Lula e a organização popular: o desafio da participação social no futuro governo
A criação do Conselho de Participação Social na Transição Governamental do governo Lula foi um salto político enorme para se pensar na retomada da discussão sobre as formas de participação da sociedade na operacionalidade da democracia.
Sob a coordenação da presidenta do PT, Gleisi Hoffmann, o colegiado trouxe para dentro da estrutura formada por 32 Grupos Técnicos o debate da centralidade da participação popular na eficácia das políticas públicas, em parceria e a partir da estrutura do governo federal. Produziu e apresentou dois relatórios, indicando o desmonte da participação social ocorrido nos últimos seis anos e indicado caminhos.
A retomada das conferências nacionais, a reestruturação dos conselhos e dos fóruns interconselhos, além de terem sido promessas de campanha de Lula, se encontram no relatório final da transição governamental e se impõem como necessários. Demandando, a meu juízo, adaptações e atualizações a partir das experiências vivenciadas, com vistas a suprir lacunas e pensar a efetividade e capacidade de dar consequência aos encaminhamentos e decisões.

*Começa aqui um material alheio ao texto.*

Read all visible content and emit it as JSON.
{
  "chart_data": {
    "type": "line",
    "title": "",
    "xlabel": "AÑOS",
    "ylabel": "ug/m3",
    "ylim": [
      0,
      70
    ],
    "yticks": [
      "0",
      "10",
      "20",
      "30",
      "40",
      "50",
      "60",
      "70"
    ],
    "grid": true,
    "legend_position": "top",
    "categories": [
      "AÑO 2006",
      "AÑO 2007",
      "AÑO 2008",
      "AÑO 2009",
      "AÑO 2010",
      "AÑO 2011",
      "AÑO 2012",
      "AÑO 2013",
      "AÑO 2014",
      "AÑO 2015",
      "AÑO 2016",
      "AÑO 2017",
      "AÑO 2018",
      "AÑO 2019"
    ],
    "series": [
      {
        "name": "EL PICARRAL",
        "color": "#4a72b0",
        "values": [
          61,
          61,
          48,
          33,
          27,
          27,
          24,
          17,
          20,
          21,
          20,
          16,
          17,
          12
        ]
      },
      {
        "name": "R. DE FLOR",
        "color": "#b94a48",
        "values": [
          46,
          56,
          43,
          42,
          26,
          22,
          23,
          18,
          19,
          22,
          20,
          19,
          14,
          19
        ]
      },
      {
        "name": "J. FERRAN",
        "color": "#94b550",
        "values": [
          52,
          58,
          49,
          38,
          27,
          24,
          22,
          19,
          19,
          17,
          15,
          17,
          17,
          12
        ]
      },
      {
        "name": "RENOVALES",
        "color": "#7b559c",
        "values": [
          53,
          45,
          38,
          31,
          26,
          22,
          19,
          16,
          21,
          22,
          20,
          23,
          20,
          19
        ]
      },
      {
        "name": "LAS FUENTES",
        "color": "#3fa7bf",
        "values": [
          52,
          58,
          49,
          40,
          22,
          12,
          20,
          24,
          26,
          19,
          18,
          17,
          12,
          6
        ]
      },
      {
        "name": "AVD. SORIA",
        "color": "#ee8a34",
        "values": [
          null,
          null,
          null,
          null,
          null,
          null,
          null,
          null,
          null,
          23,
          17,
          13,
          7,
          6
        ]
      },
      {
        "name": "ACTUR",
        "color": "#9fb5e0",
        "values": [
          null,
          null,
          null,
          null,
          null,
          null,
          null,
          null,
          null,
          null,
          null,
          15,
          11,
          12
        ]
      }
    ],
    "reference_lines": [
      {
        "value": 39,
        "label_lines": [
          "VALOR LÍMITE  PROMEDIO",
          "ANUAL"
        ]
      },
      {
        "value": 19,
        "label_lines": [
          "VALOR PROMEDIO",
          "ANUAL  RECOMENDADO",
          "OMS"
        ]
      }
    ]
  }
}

A implantação de fato da Lei 13.019/14, o Marco Regulatório das Organizações da Sociedade Civil – MROSC, que estabelece o regime jurídico das parcerias entre a Administração Pública e as Organizações da Sociedade Civil, que foi em grande medida interrompida com o golpe parlamentar de 2016, é outro fator significativo.
Todas as experiências devem ser aproveitadas e aperfeiçoadas. Retomar o acúmulo é relevante. No entanto, o desafio dos novos tempos nos dita que é preciso ir muito além, enxergar a sociedade em suas complexidades e ambiguidades, percebendo que o modelo de participação adotado no Brasil nas últimas décadas não foi suficiente para verificar o distanciamento entre a vida cotidiana, a aquisição de direitos e oportunidades e a visão dos cidadãos e cidadãs sobre a política, o Estado, os governos, de tal modo que determinada política pública não é identificada com o governo que a cria e aplica. O quadro não se altera ou até se agrava nas políticas implantadas com parceria de entidades da sociedade civil, a depender da postura assumida por elas no diálogo social.
Chegamos ao fim de quatro anos de um governo de extrema direita que, a despeito do cometimento de diversos crimes e de comportamento disruptivo, tirano, inepto, teve uma quantidade assombrosa de votos nas eleições de outubro último.
Temos uma sociedade dividida por razões inúmeras, de índoles objetivas e subjetivas, que não caberiam discorrer neste texto. De todo modo, a instrumentalização de valores conservadores operada por Jair Bolsonaro a partir do aparelho de Estado, sobretudo de caráter moral e religioso, estimulando o ódio entre as pessoas em uma estratégia reacionária, gestou frutos que ainda não é possível precisar para o futuro. Certo é que a vitória nas urnas do projeto democrático infelizmente não elimina a popularidade desse modo sectário e autoritário do fazer político.
É a partir dessa compreensão que se impõe como fundamental que ao lado do resgate dos conselhos, conferências, plataformas digitais, audiências públicas e mesas de diálogo, o governo eleito amplie sua base social, crie canais diretos com a sociedade, pensando em garantir legitimidade e permanência das políticas públicas no plano local, criando conselhos populares nos bairros, territórios, reinventando modelos outrora abandonados de participação social ao lado das novas formas e fazeres.
O empoderamento da comunidade para que ela seja protagonista de sua própria história precisa deixar de ser um jargão para deflagrar processos que tenham a capacidade de criar consciência, com a mediação de educadores sociais, atores fundamentais na organização e o desenvolvimento dos projetos. Os coletivos, as redes e os fóruns sociais devem ter como pauta a transformação social, em que os recursos destinados às áreas sociais andem lado a lado com o modelo civilizatório no qual a cidadania, a ética, a justiça e a igualdade social sejam imperativos, prioritários e inegociáveis.
Não nos é mais permitido permanecer no equívoco de que as condições de existência determinam as condições de consciência. É preciso dar significado às políticas públicas, traduzindo as conquistas, as melhoras da qualidade de vida, inclusão, promoção de acesso aos serviços, diminuição das desigualdades, como realizações da coletividade, frutos da política de um governo progressista a partir de uma concepção de Estado. Um projeto de democratização da gestão da coisa pública, em que comunicação, cultura e integração digital terão papel decisivos e onde a diversidade de gênero e de raça sejam pontos de partida.
O Conselho de Participação Social da Transição Governamental definiu a Secretaria-Geral da Presidência da República como o órgão central da política de articulação de todos os demais ministérios nesse desafio nada simples, nada óbvio, muito instigante.